More than 50% of the reported reasoning abilities of LLMs might not be true reasoning. How do we evaluate models trained on the entire internet? I.e., what novel questions can we ask of something that has seen all written knowledge? Below: new eval, results, code, and paper. Functional benchmarks are a new way to do reasoning evals. Take a popular benchmark, e.g., MATH, and manually rewrite its reasoning into code, MATH(). Run the code to get a snapshot that asks for the same reasoning but not the same question. A reasoning gap exists if a model’s performance is different on snapshots. Big question: Are current SOTA models closer to gap 0 (proper reasoning) or gap 100 (lots of memorization)? What we find: Gaps in the range of 58% to 80% in a bunch of SOTA models. Motivates us to build Gap 0 models. We’re releasing the paper, code, and 3 snapshots of functional MATH() today. arxiv draft: arxiv.org/abs/2402.19450 github repo: github.com/ConsequentAI/f… 1/🧵
2/ Problem Testing using static text (Q, A)s is problematic. Contamination is a concern. Especially when we don’t know the data for each training step starting from random weights. Also, we cannot keep building new, harder (Q, A)s all the time. We need a longer term solution.
@_saurabh This is awesome! I’ve been manually doing this for some cases with just prompt regex but it’s quite annoying. Have been looking for a functional approach.
@_saurabh I find it quite weird that you didn't validate your methodology using models with publicly released data. Was there a reason you didn't run those experiments?
@_saurabh @jeremyphoward Can it be that LLMs are overhyped? Can't wait to see how GPT-5 scores at true reasoning.
@_saurabh Great work! Could one go a step further and do this for coding benchmarks by defining formal specs and evaluating model outputs based on that? x.com/vimota/status/…
@_saurabh Great work! Could one go a step further and do this for coding benchmarks by defining formal specs and evaluating model outputs based on that? x.com/vimota/status/…
@_saurabh @aphysicist Reasoning capabilities are total trash afaict.
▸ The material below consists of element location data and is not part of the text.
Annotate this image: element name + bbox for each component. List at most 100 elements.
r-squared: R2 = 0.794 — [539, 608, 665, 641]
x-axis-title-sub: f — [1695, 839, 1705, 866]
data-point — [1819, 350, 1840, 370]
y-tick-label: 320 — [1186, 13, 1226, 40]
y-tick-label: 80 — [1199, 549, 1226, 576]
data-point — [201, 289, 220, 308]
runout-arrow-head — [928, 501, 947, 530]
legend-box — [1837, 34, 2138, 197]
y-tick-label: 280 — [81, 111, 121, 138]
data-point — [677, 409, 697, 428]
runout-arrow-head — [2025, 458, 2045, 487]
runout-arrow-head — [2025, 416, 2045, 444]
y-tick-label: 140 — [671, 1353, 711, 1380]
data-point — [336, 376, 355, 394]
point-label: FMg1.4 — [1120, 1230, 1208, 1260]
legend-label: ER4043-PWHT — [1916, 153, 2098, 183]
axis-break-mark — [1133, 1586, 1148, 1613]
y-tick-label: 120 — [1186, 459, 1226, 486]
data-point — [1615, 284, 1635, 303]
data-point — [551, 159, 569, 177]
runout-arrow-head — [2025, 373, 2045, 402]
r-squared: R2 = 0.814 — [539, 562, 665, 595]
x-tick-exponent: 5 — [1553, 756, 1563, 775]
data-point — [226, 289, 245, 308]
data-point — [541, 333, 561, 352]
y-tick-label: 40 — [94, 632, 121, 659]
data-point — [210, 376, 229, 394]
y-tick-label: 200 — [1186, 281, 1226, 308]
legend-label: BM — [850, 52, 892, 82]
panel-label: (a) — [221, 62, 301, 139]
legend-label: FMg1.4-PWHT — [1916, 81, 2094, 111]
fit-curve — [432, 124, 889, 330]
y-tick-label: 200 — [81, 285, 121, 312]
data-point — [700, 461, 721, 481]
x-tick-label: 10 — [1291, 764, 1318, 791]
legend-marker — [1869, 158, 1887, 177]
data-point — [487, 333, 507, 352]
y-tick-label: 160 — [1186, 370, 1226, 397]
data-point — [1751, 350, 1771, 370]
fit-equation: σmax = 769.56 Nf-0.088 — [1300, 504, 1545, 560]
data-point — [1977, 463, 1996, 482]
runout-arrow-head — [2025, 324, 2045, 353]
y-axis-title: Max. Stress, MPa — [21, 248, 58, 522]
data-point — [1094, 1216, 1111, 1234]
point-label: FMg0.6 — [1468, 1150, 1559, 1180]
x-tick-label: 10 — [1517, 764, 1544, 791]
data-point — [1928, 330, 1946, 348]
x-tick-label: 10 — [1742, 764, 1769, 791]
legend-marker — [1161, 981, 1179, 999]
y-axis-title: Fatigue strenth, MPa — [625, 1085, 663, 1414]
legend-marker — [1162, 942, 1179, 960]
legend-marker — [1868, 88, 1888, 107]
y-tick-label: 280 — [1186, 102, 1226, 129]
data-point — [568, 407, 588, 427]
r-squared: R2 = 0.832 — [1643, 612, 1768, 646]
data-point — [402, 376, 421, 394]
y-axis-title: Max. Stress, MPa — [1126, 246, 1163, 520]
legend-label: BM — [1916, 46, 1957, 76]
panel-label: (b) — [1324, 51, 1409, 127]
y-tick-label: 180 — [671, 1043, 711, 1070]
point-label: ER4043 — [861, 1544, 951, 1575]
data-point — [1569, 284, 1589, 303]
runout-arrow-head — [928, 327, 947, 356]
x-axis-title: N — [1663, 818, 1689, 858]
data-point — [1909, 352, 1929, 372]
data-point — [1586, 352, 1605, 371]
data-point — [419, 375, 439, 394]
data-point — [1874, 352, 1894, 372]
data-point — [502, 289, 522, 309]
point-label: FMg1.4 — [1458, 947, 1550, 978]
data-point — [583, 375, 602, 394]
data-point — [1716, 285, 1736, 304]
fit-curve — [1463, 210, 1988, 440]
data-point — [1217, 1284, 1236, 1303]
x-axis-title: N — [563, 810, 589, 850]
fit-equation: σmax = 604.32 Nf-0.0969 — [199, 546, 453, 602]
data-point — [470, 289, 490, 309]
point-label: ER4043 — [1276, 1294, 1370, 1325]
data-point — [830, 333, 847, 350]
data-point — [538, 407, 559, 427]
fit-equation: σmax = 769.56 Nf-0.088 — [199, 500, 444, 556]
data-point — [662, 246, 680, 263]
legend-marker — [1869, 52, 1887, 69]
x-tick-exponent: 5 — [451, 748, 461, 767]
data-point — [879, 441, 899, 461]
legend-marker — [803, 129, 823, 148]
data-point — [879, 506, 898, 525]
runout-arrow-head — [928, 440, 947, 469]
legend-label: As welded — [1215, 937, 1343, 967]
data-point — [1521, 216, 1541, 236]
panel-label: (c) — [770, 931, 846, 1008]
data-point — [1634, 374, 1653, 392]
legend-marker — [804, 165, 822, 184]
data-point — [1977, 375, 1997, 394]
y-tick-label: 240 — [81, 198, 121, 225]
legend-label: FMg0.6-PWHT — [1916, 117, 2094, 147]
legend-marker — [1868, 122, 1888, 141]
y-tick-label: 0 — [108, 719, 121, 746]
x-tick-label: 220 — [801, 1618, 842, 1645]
Consider this very specific materials science question it could not answer (it gave nonsensical explanations to wrong answers).
@_saurabh Your thread is very popular today! #TopUnroll threadreaderapp.com/thread/1763626… 🙏🏼@vankous for 🥇unroll
@_saurabh I'd love to see how Claude 3 scores here.
@_saurabh The slightly disingenuous, but seemingly accurate, read of your paper is: We rewrite the format of questions to be harder and less natural, so LLMs do worse on them. I do think there is interesting and useful work in this area, potentially even using your dataset, but man.
@_saurabh This is surprising because I had assumed model trainers would create synthetic data with exactly this approach? And many more sophisticated approaches?
@_saurabh Great work! The problem of overfitting to static benchmarks is super important, glad to see folks looking into this! We have been thinking about similar directions in a recent paper where we formalise lifelong benchmarking of models: arxiv.org/abs/2402.19472
@_saurabh Do you have human baseline results? Anecdotally, my middle schoolers often struggle with "equivalent problems" with harder constants, and people in general are sensitive to framing effects (a la Wason selection task)
@_saurabh Nice framework but only mathematical reasoning was evaluated here, where it preforms the weakest Quite different from reasoning about real world concepts Personal thorough testing of GPT-4 in articles after pre-training suggests that its wider reasoning is much better
@_saurabh You should probably clarify the model is gpt 3.5 not gpt 3 since they are different models with completely different capabilities
@_saurabh Wander into a first-year philosophy class (or read medieval scholars), and you'll soon discover it's not just the machines that think they're reasoning when they're not, of course.
@_saurabh Are people using this approach to generate training data?
@_saurabh My reaction was “so you’re telling me 40% of LLM performance is true reasoning” The difference between GPT 3 and 4 at least suggests a positive trend, at least.
@_saurabh Disappointed to see that even GPT-4 is such a “cheater” :) also surprising that Mixtral and GPT-4 are similar ballpark! What happens if you generate lots of examples like these and try fine tuning?